# Storing Pollen



## kindbudcocky (Jul 5, 2007)

Whats the best way to store Pollen Sacs?
I just picked them all off of that bastard male plant of mine
and put them in an air tight ziploc until I get some good responses!
Peace


----------



## bombbudpuffa (Jul 5, 2007)

I put mine in aluminum foil and put it in the fridge.


----------



## bombbudpuffa (Jul 5, 2007)

The sacs contain pollen...very valuable stuff to some folks.


----------



## RatherBBurnin (Jul 5, 2007)

If you want to store it for long periods of time. .you are suppose to take the silca gel packs.. and put the pollen in with that.. extract as much moisture from the pollen as possible before fridge or freezer because the moisture will ruin the viability of the pollen..


----------



## bombbudpuffa (Jul 5, 2007)

I kept mine in the fridge for about a month and a half, fresh out of the pod, no silica gel pack but I think it may be 3 months(?) with the gel pack.


----------



## RatherBBurnin (Jul 5, 2007)

Ive been told that the chanced of it being viable will drop drastically after 3 months... with silica gel.. ive heard of people storing it for up to a year and it being effective.... i would imagine that if you took all the moisture out..and fridged it...  have a mini fridge that it just for pollen and seeds.. and dont open it often..and you were cafeful when taking it out.. not to let the moisture from temp change get the pollen... you could save it for 2 years..  but when i asked this question a month or two ago.. i was told by a grower he saved it for a year using the silica gel...  made a killer cross wit it too..


----------



## Mr.Wakenbake (Jul 6, 2007)

this is one reason why the seedbanks dont sell pollen.. its so hard to keep viable. moistue..and humidity can cause inviability as will just time itself.   

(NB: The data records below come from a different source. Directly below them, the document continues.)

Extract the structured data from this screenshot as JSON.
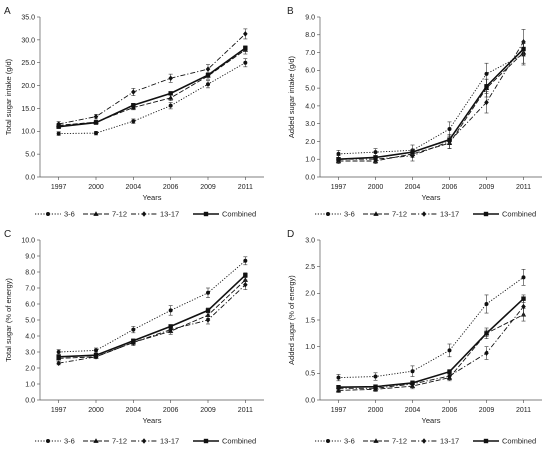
{
  "chart_data": [
    {
      "panel": "A",
      "type": "line",
      "ylabel": "Total sugar intake (g/d)",
      "xlabel": "Years",
      "categories": [
        "1997",
        "2000",
        "2004",
        "2006",
        "2009",
        "2011"
      ],
      "ylim": [
        0,
        35
      ],
      "ystep": 5,
      "ydecimals": 1,
      "series": [
        {
          "name": "3-6",
          "values": [
            9.5,
            9.6,
            12.2,
            15.6,
            20.3,
            25.0
          ],
          "err": [
            0.4,
            0.4,
            0.5,
            0.7,
            0.8,
            0.9
          ]
        },
        {
          "name": "7-12",
          "values": [
            11.3,
            12.0,
            15.2,
            17.3,
            22.1,
            27.8
          ],
          "err": [
            0.4,
            0.4,
            0.5,
            0.6,
            0.7,
            0.9
          ]
        },
        {
          "name": "13-17",
          "values": [
            11.6,
            13.2,
            18.6,
            21.6,
            23.6,
            31.3
          ],
          "err": [
            0.5,
            0.5,
            0.8,
            0.9,
            1.0,
            1.1
          ]
        },
        {
          "name": "Combined",
          "values": [
            11.0,
            11.9,
            15.7,
            18.3,
            22.3,
            28.2
          ],
          "err": [
            0.2,
            0.2,
            0.3,
            0.3,
            0.4,
            0.5
          ]
        }
      ]
    },
    {
      "panel": "B",
      "type": "line",
      "ylabel": "Added sugar intake (g/d)",
      "xlabel": "Years",
      "categories": [
        "1997",
        "2000",
        "2004",
        "2006",
        "2009",
        "2011"
      ],
      "ylim": [
        0,
        9
      ],
      "ystep": 1,
      "ydecimals": 1,
      "series": [
        {
          "name": "3-6",
          "values": [
            1.3,
            1.4,
            1.5,
            2.7,
            5.8,
            6.9
          ],
          "err": [
            0.2,
            0.2,
            0.3,
            0.4,
            0.6,
            0.6
          ]
        },
        {
          "name": "7-12",
          "values": [
            0.9,
            0.9,
            1.3,
            1.9,
            5.0,
            7.0
          ],
          "err": [
            0.15,
            0.15,
            0.2,
            0.3,
            0.5,
            0.6
          ]
        },
        {
          "name": "13-17",
          "values": [
            1.0,
            1.0,
            1.2,
            2.0,
            4.2,
            7.6
          ],
          "err": [
            0.2,
            0.2,
            0.3,
            0.4,
            0.6,
            0.7
          ]
        },
        {
          "name": "Combined",
          "values": [
            1.0,
            1.1,
            1.4,
            2.1,
            5.1,
            7.2
          ],
          "err": [
            0.1,
            0.1,
            0.15,
            0.2,
            0.4,
            0.4
          ]
        }
      ]
    },
    {
      "panel": "C",
      "type": "line",
      "ylabel": "Total sugar (% of energy)",
      "xlabel": "Years",
      "categories": [
        "1997",
        "2000",
        "2004",
        "2006",
        "2009",
        "2011"
      ],
      "ylim": [
        0,
        10
      ],
      "ystep": 1,
      "ydecimals": 1,
      "series": [
        {
          "name": "3-6",
          "values": [
            3.0,
            3.1,
            4.4,
            5.6,
            6.7,
            8.7
          ],
          "err": [
            0.15,
            0.15,
            0.2,
            0.3,
            0.3,
            0.25
          ]
        },
        {
          "name": "7-12",
          "values": [
            2.6,
            2.7,
            3.6,
            4.3,
            5.3,
            7.5
          ],
          "err": [
            0.1,
            0.1,
            0.15,
            0.2,
            0.2,
            0.3
          ]
        },
        {
          "name": "13-17",
          "values": [
            2.3,
            2.7,
            3.6,
            4.4,
            5.0,
            7.2
          ],
          "err": [
            0.1,
            0.1,
            0.2,
            0.2,
            0.25,
            0.3
          ]
        },
        {
          "name": "Combined",
          "values": [
            2.7,
            2.8,
            3.7,
            4.6,
            5.6,
            7.8
          ],
          "err": [
            0.05,
            0.05,
            0.1,
            0.1,
            0.15,
            0.15
          ]
        }
      ]
    },
    {
      "panel": "D",
      "type": "line",
      "ylabel": "Added sugar (% of energy)",
      "xlabel": "Years",
      "categories": [
        "1997",
        "2000",
        "2004",
        "2006",
        "2009",
        "2011"
      ],
      "ylim": [
        0,
        3
      ],
      "ystep": 0.5,
      "ydecimals": 1,
      "series": [
        {
          "name": "3-6",
          "values": [
            0.42,
            0.44,
            0.54,
            0.93,
            1.8,
            2.3
          ],
          "err": [
            0.06,
            0.07,
            0.1,
            0.12,
            0.17,
            0.15
          ]
        },
        {
          "name": "7-12",
          "values": [
            0.18,
            0.2,
            0.26,
            0.42,
            1.25,
            1.6
          ],
          "err": [
            0.04,
            0.04,
            0.05,
            0.06,
            0.1,
            0.12
          ]
        },
        {
          "name": "13-17",
          "values": [
            0.22,
            0.22,
            0.3,
            0.45,
            0.88,
            1.75
          ],
          "err": [
            0.04,
            0.05,
            0.06,
            0.07,
            0.12,
            0.17
          ]
        },
        {
          "name": "Combined",
          "values": [
            0.24,
            0.25,
            0.32,
            0.53,
            1.25,
            1.9
          ],
          "err": [
            0.02,
            0.02,
            0.03,
            0.04,
            0.06,
            0.07
          ]
        }
      ]
    }
  ]
}
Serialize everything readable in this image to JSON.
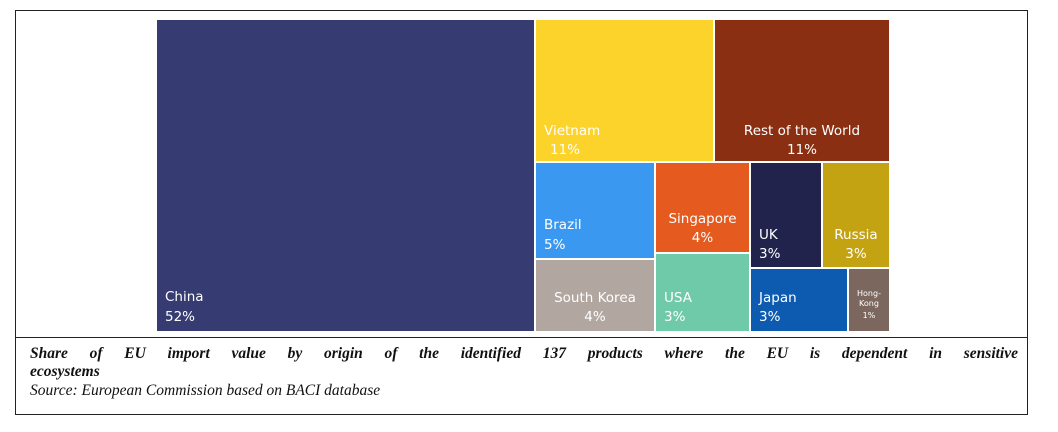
{
  "chart_data": {
    "type": "treemap",
    "cells": [
      {
        "name": "China",
        "value_label": "52%",
        "value": 52,
        "color": "#363b72"
      },
      {
        "name": "Vietnam",
        "value_label": "11%",
        "value": 11,
        "color": "#fcd32a"
      },
      {
        "name": "Rest of the World",
        "value_label": "11%",
        "value": 11,
        "color": "#8b2f12"
      },
      {
        "name": "Brazil",
        "value_label": "5%",
        "value": 5,
        "color": "#3a98f0"
      },
      {
        "name": "Singapore",
        "value_label": "4%",
        "value": 4,
        "color": "#e55a1f"
      },
      {
        "name": "UK",
        "value_label": "3%",
        "value": 3,
        "color": "#22234d"
      },
      {
        "name": "Russia",
        "value_label": "3%",
        "value": 3,
        "color": "#c4a313"
      },
      {
        "name": "South Korea",
        "value_label": "4%",
        "value": 4,
        "color": "#b2a6a0"
      },
      {
        "name": "USA",
        "value_label": "3%",
        "value": 3,
        "color": "#6fcaa9"
      },
      {
        "name": "Japan",
        "value_label": "3%",
        "value": 3,
        "color": "#0d5bb0"
      },
      {
        "name": "Hong-Kong",
        "value_label": "1%",
        "value": 1,
        "color": "#7b675d"
      }
    ]
  },
  "caption": {
    "title_line1": "Share of EU import value by origin of the identified 137 products where the EU is dependent in sensitive",
    "title_line2": "ecosystems",
    "source": "Source: European Commission based on BACI database"
  }
}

pollen can be kept viable for 3 to 6months before it goes bad....or inviable.


----------



## RatherBBurnin (Jul 6, 2007)

On another site that i frequent.. they actually request pollen.. and people have gone to great measures to try and preserve it.. especially when you get a very nice male pheno from a cross ur making... its worth the extra time to get those extra months outta the storage.. the pollen he kept for a yr was and afghan....


----------



## HHF (Jul 23, 2007)

Pollen can be kept for years and still remain viable if stored correctly. Use film cannisters, very cleaned with silica gel and your pollen. You can keep this in the fridge or freezer and if collected and stored straight away should remain viable for many years to come.   hhf


----------